I was going to write how wonderful it was to get encouragement from a fairly fit friend the other day. They did an amazing job cheerleading me on. I felt so-so, and might have otherwise sluffed off my whole 10 minutes of strength training, but they inspired me to keep at it.
Now the only problem is my back hurting so much again. I know exactly what it was from, so I could avoid in the future, but I am still getting so sick of it. Hurting myself so frequenly when I’m trying to be healther. Looked up the youtube videos again, dug out more otc pain relievers and half a muslcle relaxant that didn’t fell like it helped at all. Called my doctor and realized this was the second message I left for them. I called three weeks ago about the initial back pain and never heard back.
It’s been worse than it is today, but I am increasingly frustrated. I don’t feel like I deserve to see a doctor if the primary cause is that I’m overweight. But it’s difficult to exercise and be active if so many things cause an unreasonable amount of pain. I’m supposed to eat better so I don’t feel like crap. Except that I’m low on motivation because I feel like crap. If you lose weight, eat right, and become more active, you feel better.

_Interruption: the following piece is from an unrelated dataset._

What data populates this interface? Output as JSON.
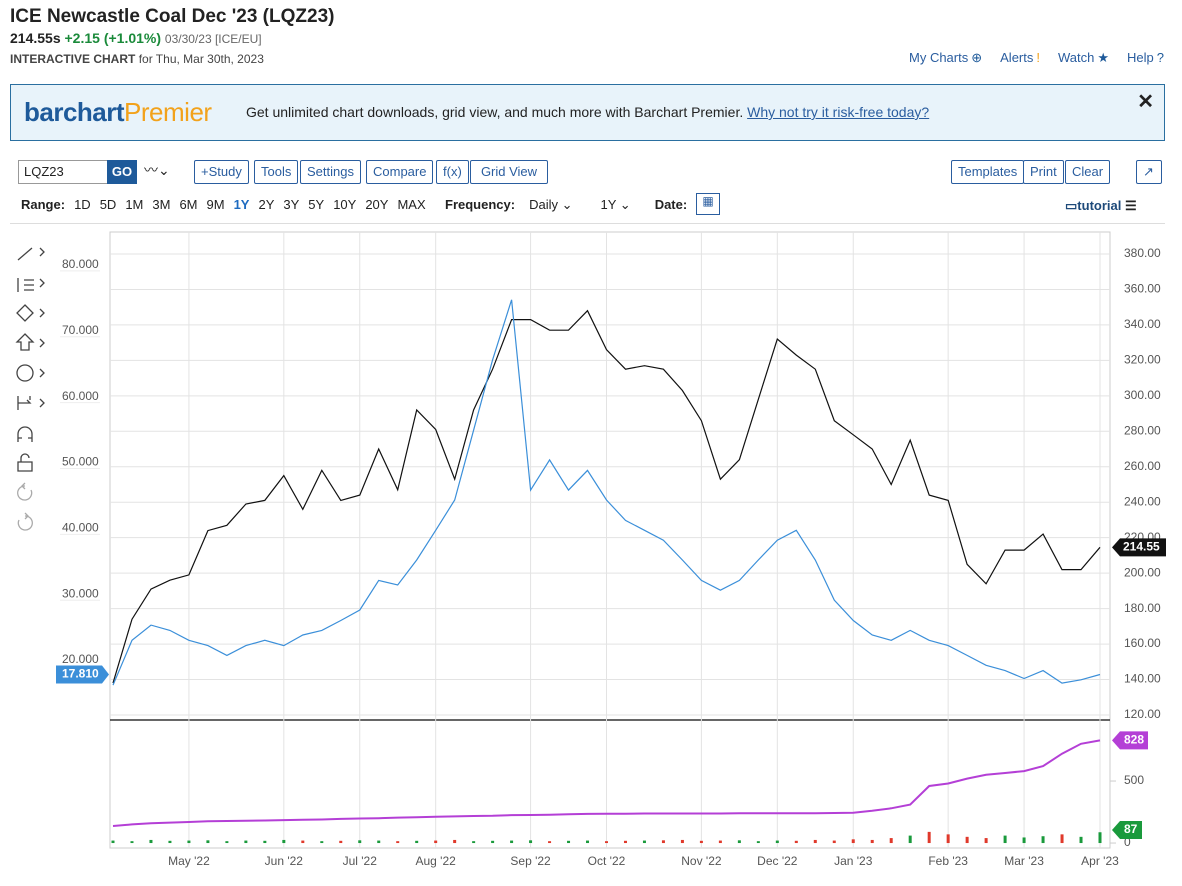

Except that I feel awful and the pain on top lends to feeling more discouraged. So it must be my fault for being in pain, since I’m overweight, and I don’t really deserve medical attention until I lose a drastic amount. Which makes me feel tense, which makes the pain worse They have medications for that too. Though I wouldn’t need any of them if I was more active and weighed less, so there, it’s still my fault. Arghh. If this doesn't make sense it's because my brain doesn't work as well when I'm in pain (and feeling sorry for myself).